Wir verlangsamen insgesamt unser Leben, nehmen uns aus der Hektik heraus, werden genügsam in neuer Gelassenheit. Genießen wir also nach dem Abflauen der durch die Pandemie herausgeforderten Einschränkungen die neue Freiheit mit Bedacht. Lieber in stiller Freude als im besoffenen Überschwang. Wenn das die „neue Normalität“ ist, dann ist das eine gute „Normalität“.

Die neue Höflichkeit: Habe die Ehre!

Dazu gehört, unsere digitalen Vernetzungen auf das Unabdingbare zu kappen und zu verknappen. Nirgendwo sind wir inzwischen abgelenkter und gestörter als daheim, mit dem Laptop als ständigem Begleiter (hoffentlich ist die eingebaute Kamera off oder zugeklebt), mit dem Smartphone als unablässiger Informations-, Diskussions- und auch Verdummungsquelle. Schon unsere Kinder verbringen im Durchschnitt 3,5 Stunden am Tag mit dem kleinen teuflischen Bildschirm. Von wem haben sie das wohl abgeschaut?

Finden wir, auch als Vorbild für unsere Jüngsten, heraus aus dem Virtuellen und zurück in das reale Leben. Gehen wir wieder ins Kino, besuchen wir Theatervorstellungen und Konzerte, gehen wir wieder in Restaurants, Cafés und Bars. Sitzen wir nicht lieber in Außenbereichen, an der, wörtlich, frischen Luft? Üben wir es wieder ein, wie es ist, wenn wir mit unserem Geist, unserer Aufmerksamkeit und unserem Verstand da sind, wo wir uns körperlich aufhalten. Wir sind es uns wert.

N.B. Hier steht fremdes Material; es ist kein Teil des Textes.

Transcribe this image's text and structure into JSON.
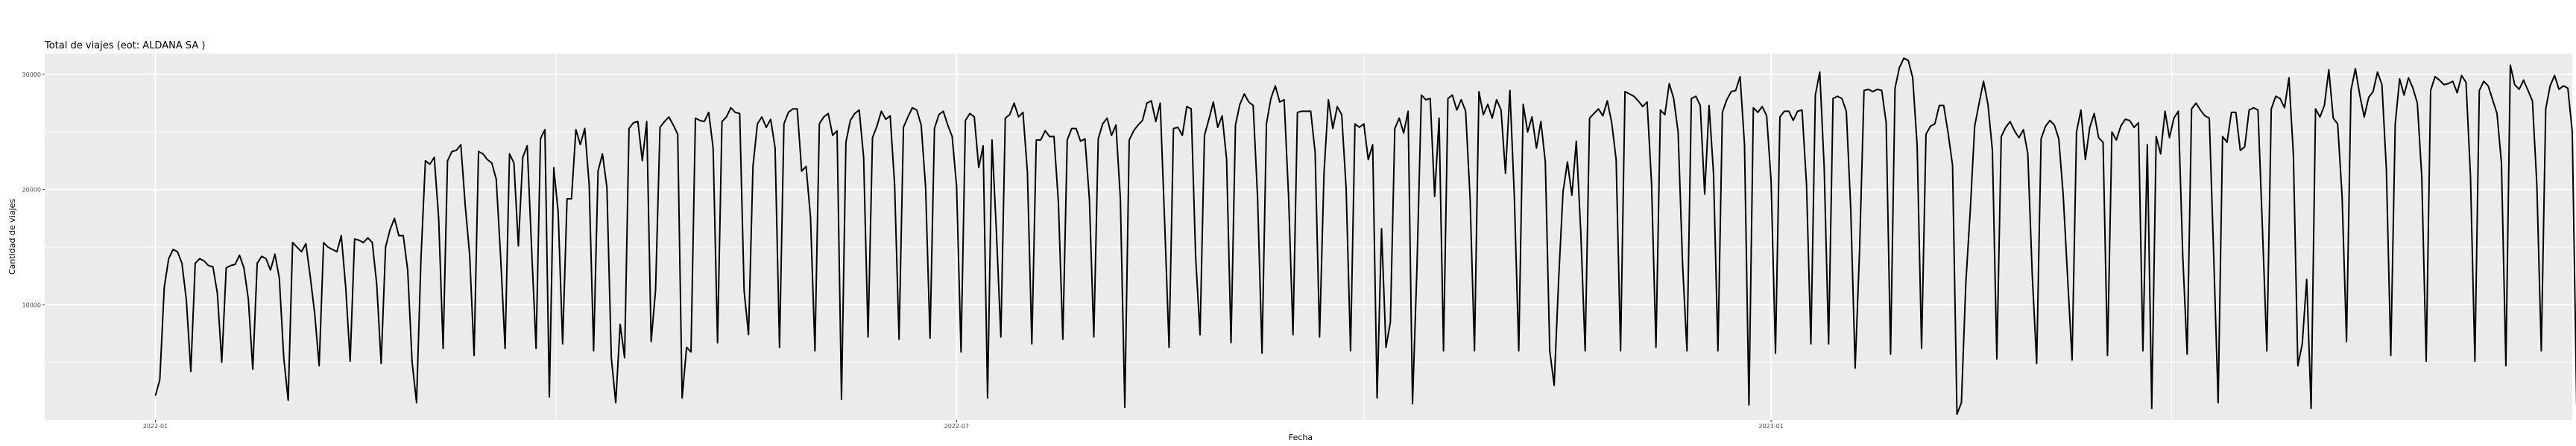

Sobald uns Ämter, Arztpraxen und alle übrigen Dienstleister wieder mit großzügigen Besuchszeiten und ohne Voranmeldung persönlich zur Verfügung stehen, dann zeigen wir den Menschen auch dort unsere gestiegene Wertschätzung. Nehmen wir uns zurück, ersetzen wir „forsch und frech“ durch „freundlich und friedlich“. Die Kultur des Umgangs miteinander, des Kontaktes mit Menschen, die uns fremd sind, können wir auf ein neues, akzeptables und wohliges Niveau heben. Zeigen wir proaktive Präsenz, gehen wir in Vorleistung, was gute Umgangsformen, Empathie und Sozialverhalten betrifft. Wenn wir Ansprüche haben, dann die, dass unserem Verhalten mit gleichermaßen gepflegten Umgangsformen entsprochen wird. Aber wenn niemand damit anfängt, dann wird nichts daraus.

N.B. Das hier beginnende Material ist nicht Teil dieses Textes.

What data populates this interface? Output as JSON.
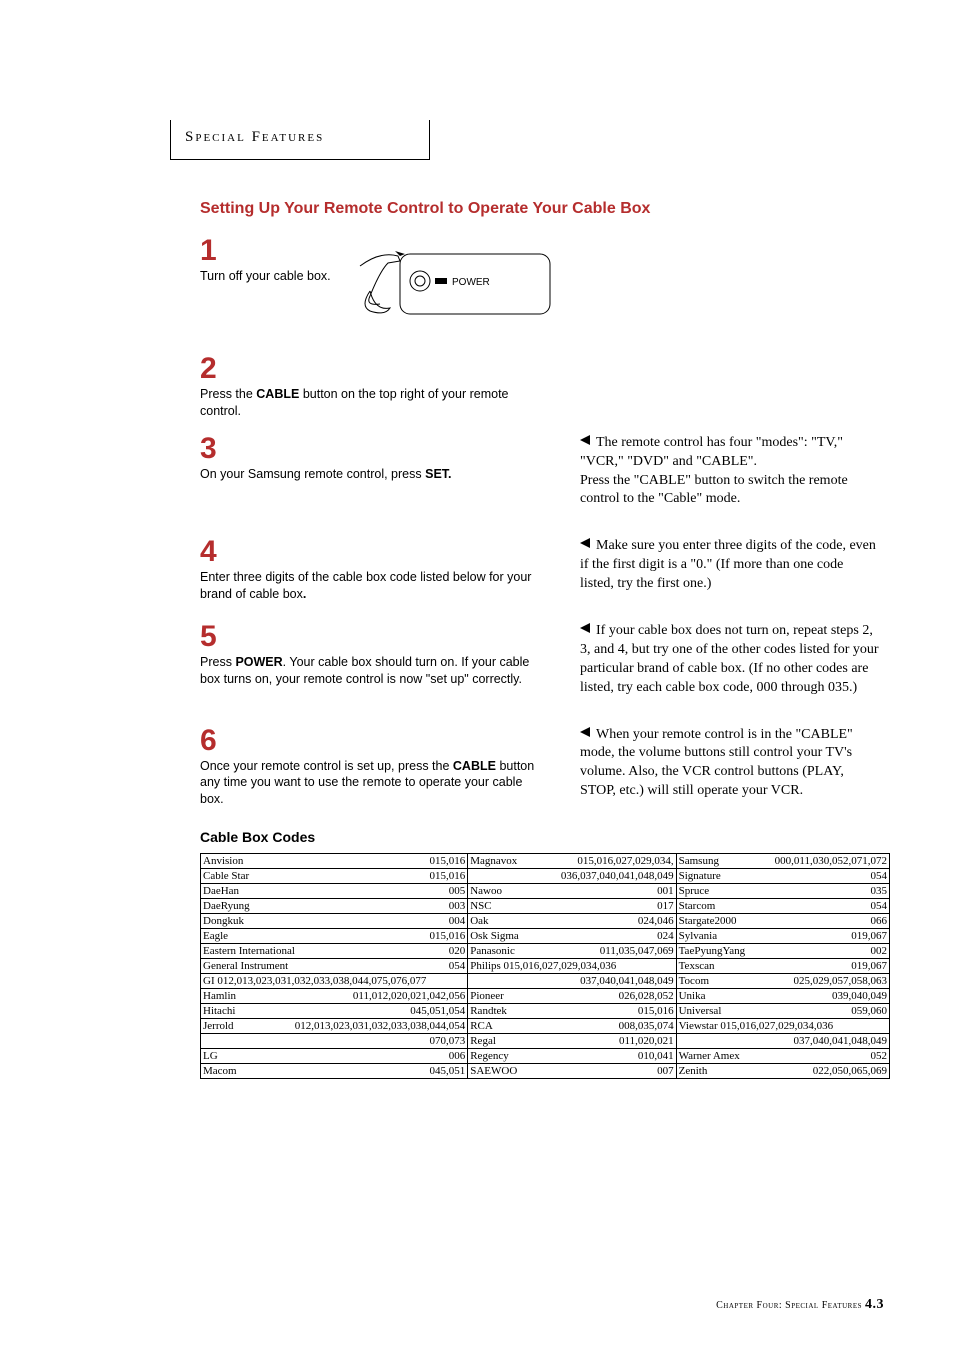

Distanzloses Verhalten galt uns schon immer als unfein, so die ungewollte Umarmung, anbiedernde Gesten, vermeintlich „flotte“ Sprüche, vom „Me-too“-Fehlverhalten ganz zu schweigen. Wenn wir uns in einen besetzten Aufzug noch hineindrängten, war das vor der Pandemie unhöflich, und es ist auch nach ihr ein „unmögliches Verhalten“, wenn das Hineinquetschen noch möglich ist. Während der Zeit von Kontaktbeschränkungen war angesagt, möglichst alleine rauf und runter zu fahren – das war angenehmes „easy going“.

Höfliches Benehmen macht uns nicht zum Weichei. Im Gegenteil: Wir werden auf unsere Körpersprache achten. Denn wenn wir uns ängstlich zeigen, dann machen wir uns klein und wirken unterlegen. Wenn wir gebeugt durchs Leben gehen, wirken wir nicht nur nicht selbstbewusst, wir sind es auch nicht. Hängende Schultern, Hände vor dem Körper baumelnd, Fußspitzen nach innen gestellt – als Kugel werden wir weniger Wirkung alleine deshalb haben, weil uns kaum jemand wahrnimmt.

Zeigen wir Zurückhaltung mit Haltung: Sitzen, stehen und gehen wir lieber aufrecht, strecken wir uns, schieben wir die Schultern zurück, bewegen wir uns, sparen wir nicht mit entgegenkommenden Gesten. Wir wirken gerade heraus, und wir reden auch so. Zeigen wir uns selbst und allen anderen unser gutes „Standing“. Benutzen wir morgens den Spiegel zur Selbstmotivation: Schauen wir uns an, lächeln wir uns an, reden wir uns an: „Ich freue mich auf den Tag. Ich schaffe das, mein Leben ist schön!“ Das nennt sich dann intrinsische Motivation – die Kraft, die uns von innen kommt.